LIHUE — The Kauai County Council has rejected a proposal that would have repealed a law regulating the use of pesticides and cultivation of genetically modified organisms by large-scale commercial agriculture companies.
LIHUE — The Kauai County Council has rejected a proposal that would have repealed a law regulating the use of pesticides and cultivation of genetically modified organisms by large-scale commercial agriculture companies.
The council struck down the bill by a 5-1 vote, The Garden Island newspaper reported Thursday.

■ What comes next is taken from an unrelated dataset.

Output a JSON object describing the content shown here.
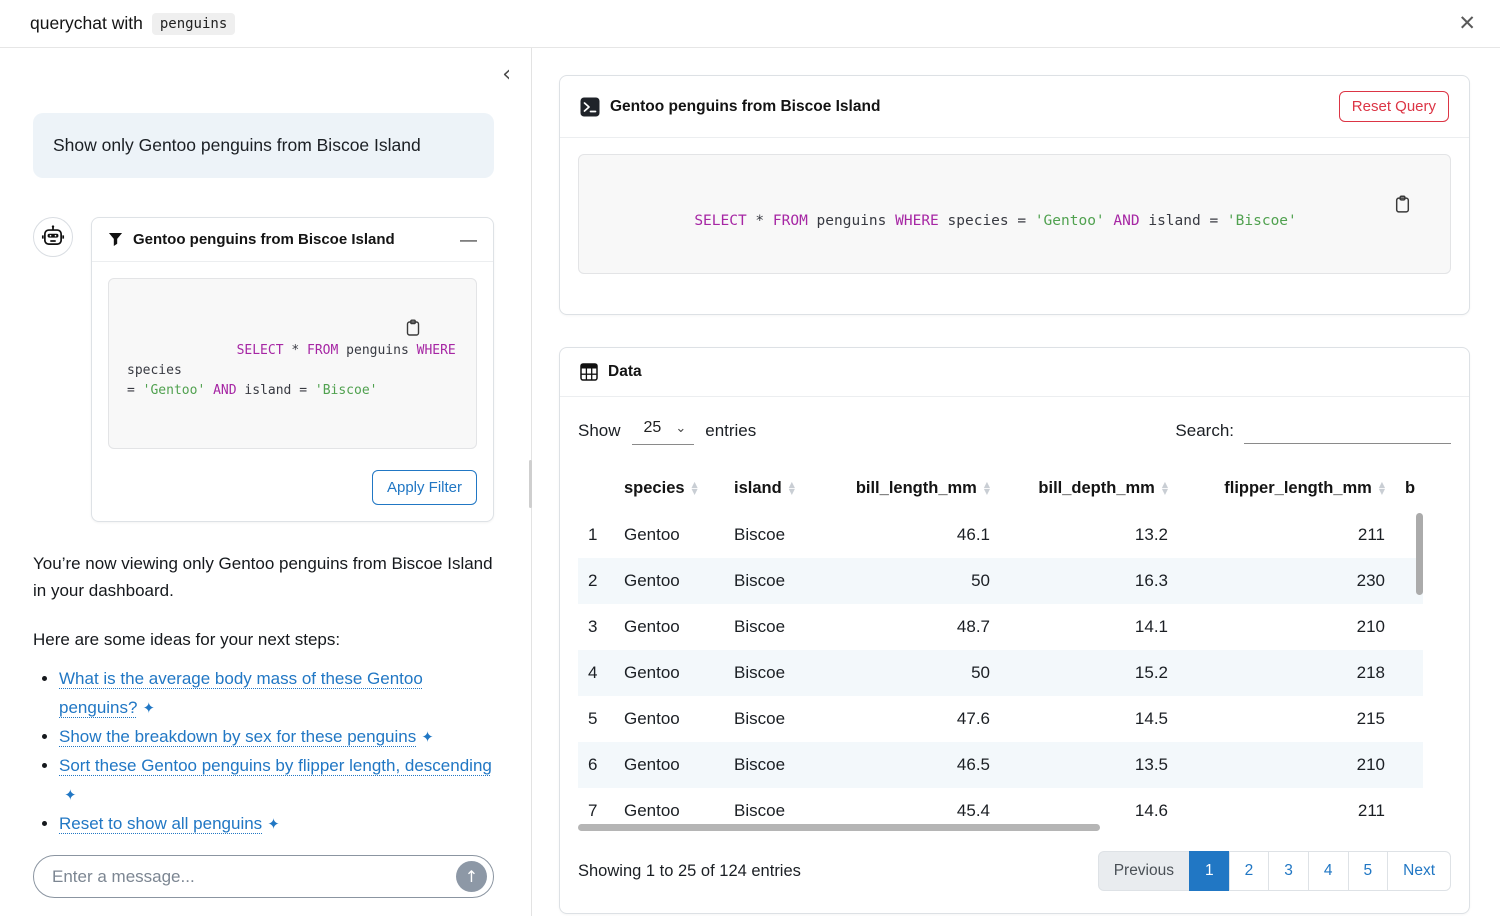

Three dozen people testified in favor of upholding the law, citing a right to know what chemicals are being sprayed by companies and a need to test for possible correlations to health problems.
Councilman Ross Kagawa cast the lone vote in favor of repeal. Kagawa introduced the measure with fellow Councilman Mel Rapozo, but Rapozo didn’t vote on it.
A federal court judge ruled the law invalid in August after determining that state laws pre-empted the county law. Two separate appeals have since been filed in the 9th U.S. Circuit Court of Appeals in San Francisco.
The county’s costs for filing an appeal have been capped at $12,750. That’s because the county’s law firm, McCorriston Miller Mukai MacKinnon LLP of Honolulu, has said it would waive legal fees beyond the $210,000 the county has already authorized.